Concerns about pollinator declines have grown in recent years. However, the ability to detect changes in pollinator communities is often hampered by the lack of detailed data collected across space and time. Citizen Science, the involvement of volunteers in research, has been increasingly used to gather ecological data over large temporal and spatial scales.
In 2015, we established a citizen science program that connects community members in an information-sharing network, known as CSI: Bees (Citizen Science Initiative for Bees). The premise of CSI Bees is to encourage wild bee conservation through short courses and collaborative bee monitoring. Importantly, our citizen science program is based on field-tested methods and data collected by the Northwest Pollinator Initiative team.
CSI Bees was founded in the Seattle area and is steadily being promoted throughout Washington State to attract citizen scientists interested in wild bee conservation. We continue to work with a network of local and regional conversation minded groups to promote involvement, share observations, and visualize how native pollinator communities vary across a broad geographic area.
Currently we have organized two Citizen Science projects: the WildBeeSense Biodiversity Project and the Pollinator Post Project.
WildBeeSense Biodiversity Project
Wild bee monitoring is the most essential aspect of any conservation program.

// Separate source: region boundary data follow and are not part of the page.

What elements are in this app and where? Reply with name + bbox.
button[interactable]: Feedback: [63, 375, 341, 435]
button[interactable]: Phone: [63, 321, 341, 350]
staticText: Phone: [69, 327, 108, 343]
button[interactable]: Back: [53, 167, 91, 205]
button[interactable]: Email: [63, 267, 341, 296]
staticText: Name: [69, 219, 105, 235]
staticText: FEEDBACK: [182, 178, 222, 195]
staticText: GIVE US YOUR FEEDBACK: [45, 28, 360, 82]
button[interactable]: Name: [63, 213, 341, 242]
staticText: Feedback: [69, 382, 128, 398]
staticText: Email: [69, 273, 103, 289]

Without monitoring, researchers and the general public cannot quantify the health of bee communities. To address the need for long-term monitoring of bees in western Washington, the Northwest Pollinator Initiative launched the WildBeeSense Biodiversity Project which seeks to investigate wild bee declines through bee monitoring in the urban gardens of Seattle.
Across Seattle, there are greater than 70 urban gardens run by the Department of Neighborhoods, and dozens more are interspersed throughout the city. This system of gardens acts as an oasis for wild bees and is the natural laboratory for our citizen science programs. Thus far we have identified approximately 20 genera of bees in these urban gardens, but we have a limited understanding of the long-term health of these communities.

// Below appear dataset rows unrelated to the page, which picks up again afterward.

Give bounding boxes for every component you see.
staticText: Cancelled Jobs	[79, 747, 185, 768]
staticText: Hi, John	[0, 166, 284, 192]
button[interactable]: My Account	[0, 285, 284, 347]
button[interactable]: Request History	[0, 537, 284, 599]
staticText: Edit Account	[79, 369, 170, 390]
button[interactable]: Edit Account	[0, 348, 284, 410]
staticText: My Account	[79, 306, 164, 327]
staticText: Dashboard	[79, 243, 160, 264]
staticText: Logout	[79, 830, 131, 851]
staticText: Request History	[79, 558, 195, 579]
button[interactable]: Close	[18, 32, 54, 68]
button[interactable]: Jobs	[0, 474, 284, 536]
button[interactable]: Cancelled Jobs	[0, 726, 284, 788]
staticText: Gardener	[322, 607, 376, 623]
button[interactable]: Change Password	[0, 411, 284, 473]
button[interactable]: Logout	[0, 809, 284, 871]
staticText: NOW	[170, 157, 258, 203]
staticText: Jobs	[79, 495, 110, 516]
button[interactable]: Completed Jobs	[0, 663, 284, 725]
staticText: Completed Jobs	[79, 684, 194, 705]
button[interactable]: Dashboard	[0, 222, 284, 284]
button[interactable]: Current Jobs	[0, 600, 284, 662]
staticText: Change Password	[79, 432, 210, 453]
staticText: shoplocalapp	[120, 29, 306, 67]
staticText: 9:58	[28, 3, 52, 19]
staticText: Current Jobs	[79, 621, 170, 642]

The focus of the WildBeeSense Biodiversity Project is to deliver fun and easy identification protocols that allow citizen scientists to collect meaningful observations in tandem to our project team. Course participants receive a free guide on how to identify and observe wild bees, hands-on instruction in pollinator identification and monitoring, and the skills necessary to join a growing network of bee observers that seek to conserve and restore bees in Washington State.
Pollinator Post Project
Habitat is an essential component of wild bee conservation. Approximately thirty percent of all bee species nest in above-ground cavities created by wood boring insects. These habitats, among others, are likely threatened by urbanization. The Pollinator Post Project explores the habitat needs of cavity nesting bees in urban areas through citizen science!
Similar to the WildBeeSense Biodiversity Project, citizen scientists use urban gardens as the natural laboratory for the Pollinator Post Project. Participants in this program attend a class where they receive formal instruction by Elias Bloom, a WSU pollinator entomologist, on the life history of cavity nesting bees, a guide on how to observe these fascinating insects, and “bee mailboxes” to take home and monitor.

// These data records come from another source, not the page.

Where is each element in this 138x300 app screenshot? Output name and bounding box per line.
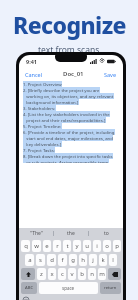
button[interactable]: c	[58, 268, 66, 280]
staticText: space	[62, 285, 75, 291]
button[interactable]: m	[98, 268, 106, 280]
staticText: the	[67, 230, 75, 237]
button[interactable]: l	[109, 254, 117, 266]
staticText: 8. [Break down the project into specific…	[23, 153, 113, 159]
staticText: working on, its objectives, and any rele…	[23, 93, 114, 99]
staticText: c	[61, 270, 64, 278]
staticText: b	[80, 270, 84, 278]
staticText: project and their roles/responsibilities…	[23, 117, 106, 123]
button[interactable]: b	[78, 268, 86, 280]
staticText: 4. [List the key stakeholders involved i…	[23, 111, 110, 117]
button[interactable]: Cancel	[24, 70, 44, 79]
button[interactable]: q	[21, 240, 30, 252]
staticText: 5. Project Timeline:	[23, 123, 62, 129]
button[interactable]: f	[58, 254, 67, 266]
staticText: g	[71, 256, 75, 264]
staticText: f	[61, 256, 64, 264]
button[interactable]: Save	[103, 70, 118, 79]
button[interactable]: Emoji	[22, 296, 29, 300]
button[interactable]: o	[103, 240, 111, 252]
button[interactable]: y	[73, 240, 81, 252]
staticText: o	[105, 242, 109, 250]
button[interactable]: the	[54, 228, 88, 239]
staticText: j	[92, 256, 94, 264]
button[interactable]: k	[99, 254, 107, 266]
staticText: q	[24, 242, 28, 250]
button[interactable]: space	[39, 282, 98, 294]
button[interactable]: to	[89, 228, 123, 239]
staticText: l	[112, 256, 114, 264]
button[interactable]: ABC	[21, 282, 37, 294]
staticText: Cancel	[25, 71, 43, 78]
staticText: text from scans	[38, 44, 100, 56]
staticText: 1. Project Overview	[23, 81, 62, 87]
staticText: x	[50, 270, 54, 278]
staticText: 3. Stakeholders:	[23, 105, 56, 111]
staticText: 7. Project Tasks:	[23, 147, 55, 153]
staticText: v	[70, 270, 74, 278]
button[interactable]: x	[48, 268, 56, 280]
staticText: start and end dates, major milestones, a…	[23, 135, 113, 141]
staticText: ABC	[25, 285, 34, 291]
staticText: w	[34, 242, 39, 250]
staticText: to	[104, 230, 109, 237]
staticText: or sub-projects. Assign responsible team	[23, 159, 109, 163]
staticText: a	[28, 256, 32, 264]
staticText: n	[90, 270, 94, 278]
button[interactable]: w	[32, 240, 41, 252]
button[interactable]: g	[69, 254, 77, 266]
button[interactable]: t	[63, 240, 71, 252]
staticText: Save	[104, 71, 117, 78]
button[interactable]: n	[88, 268, 96, 280]
staticText: 9:41	[26, 58, 37, 65]
button[interactable]: u	[83, 240, 91, 252]
staticText: h	[81, 256, 85, 264]
staticText: 6. [Provide a timeline of the project, i…	[23, 129, 115, 135]
button[interactable]: "The"	[19, 228, 53, 239]
button[interactable]: Shift	[21, 268, 35, 280]
button[interactable]: return	[100, 282, 121, 294]
staticText: t	[66, 242, 69, 250]
staticText: background information.]	[23, 99, 79, 105]
staticText: z	[40, 270, 43, 278]
staticText: 2. [Briefly describe the project you are	[23, 87, 100, 93]
button[interactable]: p	[113, 240, 121, 252]
staticText: p	[115, 242, 119, 250]
staticText: "The"	[30, 230, 43, 237]
button[interactable]: d	[47, 254, 56, 266]
staticText: e	[45, 242, 49, 250]
staticText: i	[96, 242, 98, 250]
button[interactable]: z	[37, 268, 46, 280]
staticText: m	[99, 270, 105, 278]
button[interactable]: s	[36, 254, 45, 266]
button[interactable]: j	[89, 254, 97, 266]
button[interactable]: Backspace	[108, 268, 121, 280]
staticText: r	[56, 242, 59, 250]
staticText: return	[104, 285, 117, 291]
staticText: key deliverables.]	[23, 141, 62, 147]
button[interactable]: i	[93, 240, 101, 252]
staticText: d	[50, 256, 54, 264]
staticText: Recognize	[13, 9, 126, 40]
button[interactable]: a	[25, 254, 34, 266]
button[interactable]: r	[53, 240, 61, 252]
staticText: Doc_01	[63, 70, 84, 78]
staticText: y	[75, 242, 79, 250]
button[interactable]: v	[68, 268, 76, 280]
button[interactable]: h	[79, 254, 87, 266]
staticText: u	[85, 242, 89, 250]
staticText: s	[39, 256, 42, 264]
staticText: k	[101, 256, 105, 264]
button[interactable]: e	[43, 240, 51, 252]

Throughout the summer season, citizen scientists monitor cavity nesting bees as the bees construct and provision their nests with pollen for the next generation. Citizen scientists mail samples of the cavity nests to WSU at the end of the season for further analysis and bee identification.
This course is the second edition of our citizen science classes which seek to connect, empower, and inform all people through science-based community action and bee conservation! Importantly, citizen scientists of the Pollinator Post Project join a growing network of bee observers concerned about pollinator declines.
Polycultures and Pollinators
Recent evidence suggests that on-farm diversification of practices such as inter-cropping and multi-cropping reduce yield gaps between organic and conventional farms. One mechanism to partially explain this result is that low plant diversity reduces wild bee diversity.
Our latest citizen science project, Polycultures and Pollinators, seeks to examine the role that crop diversity plays in wild bee biodiversity, and pollination services, by working with small-scale farmers as citizen scientists. Farmers are invited to help us monitor bees through an annual bout of trapping, and by planting sentinel plants in their fields to measure pollination.
Registration for Polycultures and Pollinators is now closed. We will be posting the results of this project soon.